# contrasting wood to cherry



## Dvoigt (Dec 6, 2007)

I like the look of the contrasting woods. I have about 100 board foot of cherry that I picked up at a local saw mill. What woods would compliment the cherry, either lighter or darker that I can combine in projects.

Thanks
Derek


----------



## JMendez035 (May 14, 2008)

i have seen cherry and walnut pulled off pretty well


----------



## Garry (Mar 6, 2008)

Flame birch or curly maple also work well together.
Here's a bed I made with cherry and Curly Yellow birch(Flame Birch)
http://www.superwoodworks.com/Projects/ArchedBed.htm


----------



## frankp (Oct 29, 2007)

I like cherry and just about any white wood, or really dark wood. As Jake mentioned, cherry and walnut make an excellent combination as do ebony, wenge, and blackwood. For white woods, holly, hickory, oak, maple, ash, and even poplar are all good options. If you go with poplar, just make sure you find some that is white and doesn't have too much green in it.
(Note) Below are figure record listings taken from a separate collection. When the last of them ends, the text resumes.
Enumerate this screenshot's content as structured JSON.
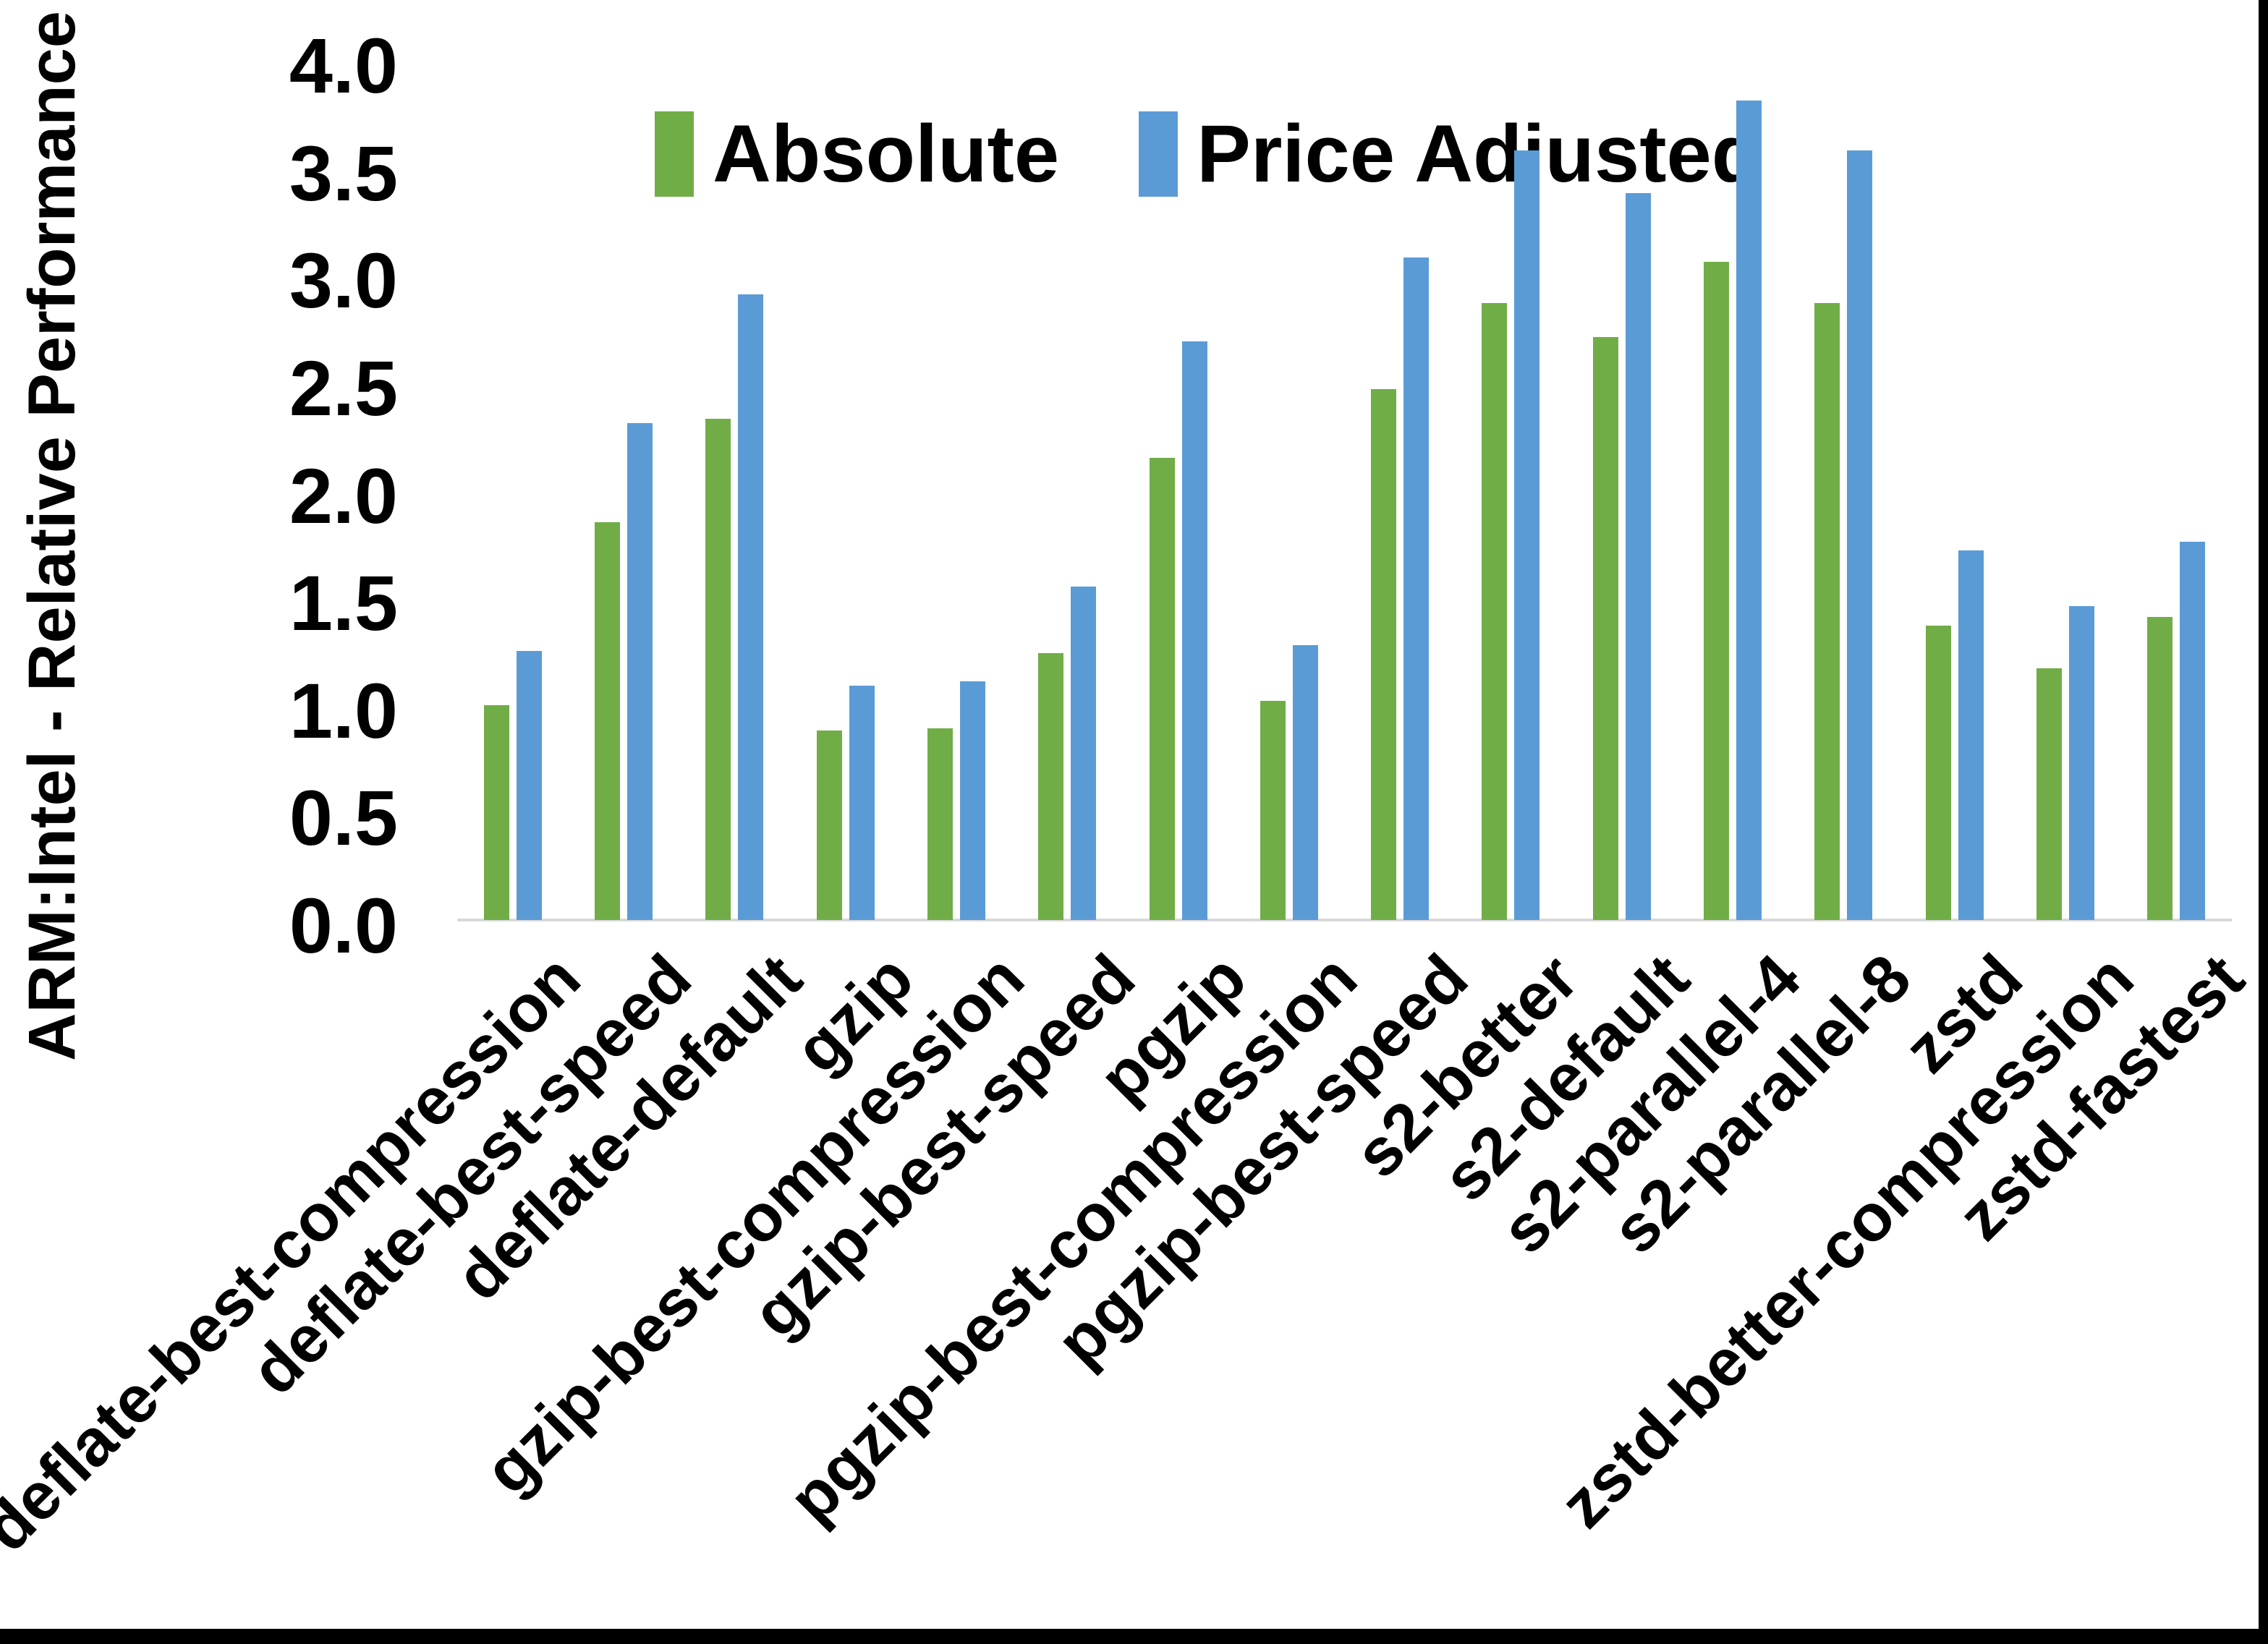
{
  "colors": {
    "absolute": "#70AD47",
    "price_adjusted": "#5B9BD5",
    "axis_line": "#D9D9D9",
    "text": "#000000",
    "frame": "#000000",
    "background": "#FFFFFF"
  },
  "legend": {
    "items": [
      {
        "label": "Absolute",
        "swatch": "green-swatch"
      },
      {
        "label": "Price Adjusted",
        "swatch": "blue-swatch"
      }
    ]
  },
  "y_axis": {
    "title": "ARM:Intel - Relative Performance",
    "tick_labels": [
      "0.0",
      "0.5",
      "1.0",
      "1.5",
      "2.0",
      "2.5",
      "3.0",
      "3.5",
      "4.0"
    ]
  },
  "chart_data": {
    "type": "bar",
    "title": "",
    "xlabel": "",
    "ylabel": "ARM:Intel - Relative Performance",
    "ylim": [
      0.0,
      4.0
    ],
    "ytick_step": 0.5,
    "grid": false,
    "legend_position": "top",
    "categories": [
      "deflate-best-compression",
      "deflate-best-speed",
      "deflate-default",
      "gzip",
      "gzip-best-compression",
      "gzip-best-speed",
      "pgzip",
      "pgzip-best-compression",
      "pgzip-best-speed",
      "s2-better",
      "s2-default",
      "s2-parallel-4",
      "s2-parallel-8",
      "zstd",
      "zstd-better-compression",
      "zstd-fastest"
    ],
    "series": [
      {
        "name": "Absolute",
        "color": "#70AD47",
        "values": [
          1.0,
          1.85,
          2.33,
          0.88,
          0.89,
          1.24,
          2.15,
          1.02,
          2.47,
          2.87,
          2.71,
          3.06,
          2.87,
          1.37,
          1.17,
          1.41
        ]
      },
      {
        "name": "Price Adjusted",
        "color": "#5B9BD5",
        "values": [
          1.25,
          2.31,
          2.91,
          1.09,
          1.11,
          1.55,
          2.69,
          1.28,
          3.08,
          3.58,
          3.38,
          3.81,
          3.58,
          1.72,
          1.46,
          1.76
        ]
      }
    ]
  }
}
I also occasionally like cherry against other colors. Yellowheart, purpleheart might work, bloodwood, redheart are some examples. 

Honestly I can see cherry with a lot of other woods too, but I'd tend to go with light or dark contrast unless it's just some accent colors. My favorite tends to be cherry with the white woods.


----------



## RJAngel (Mar 8, 2008)

frankp said:


> My favorite tends to be cherry with the white woods.


Same opinion here.
I'm planning on building a coffee and pair of end tables soon and I'm leaning towards using cherry and maple.

Cherry for the most part and maple for the top w/a cherry border.

That't the plan at least 

Ron


----------



## knotscott (Nov 8, 2007)

I like cherry with maple quite alot...:thumbsup:


----------



## gtobeech (Dec 15, 2007)

_I did some end tables and coffee table for my daughter in white oak with cherry centers on the tops. You can see them in the Project Showcase section "My Daughters Xmas Present" post._


----------



## Joe C (Nov 8, 2007)

Cherry and tiger maple look nice together. Ex: Cherry with tiger maple drawer fronts.


----------



## bigredc (Sep 1, 2007)

Nice bed Garry. I did an end table out of cherry and walnut. I liked it.
Chris


----------



## jerry (Nov 1, 2006)

Cherry looks great with anything.

Regards

Jerry


----------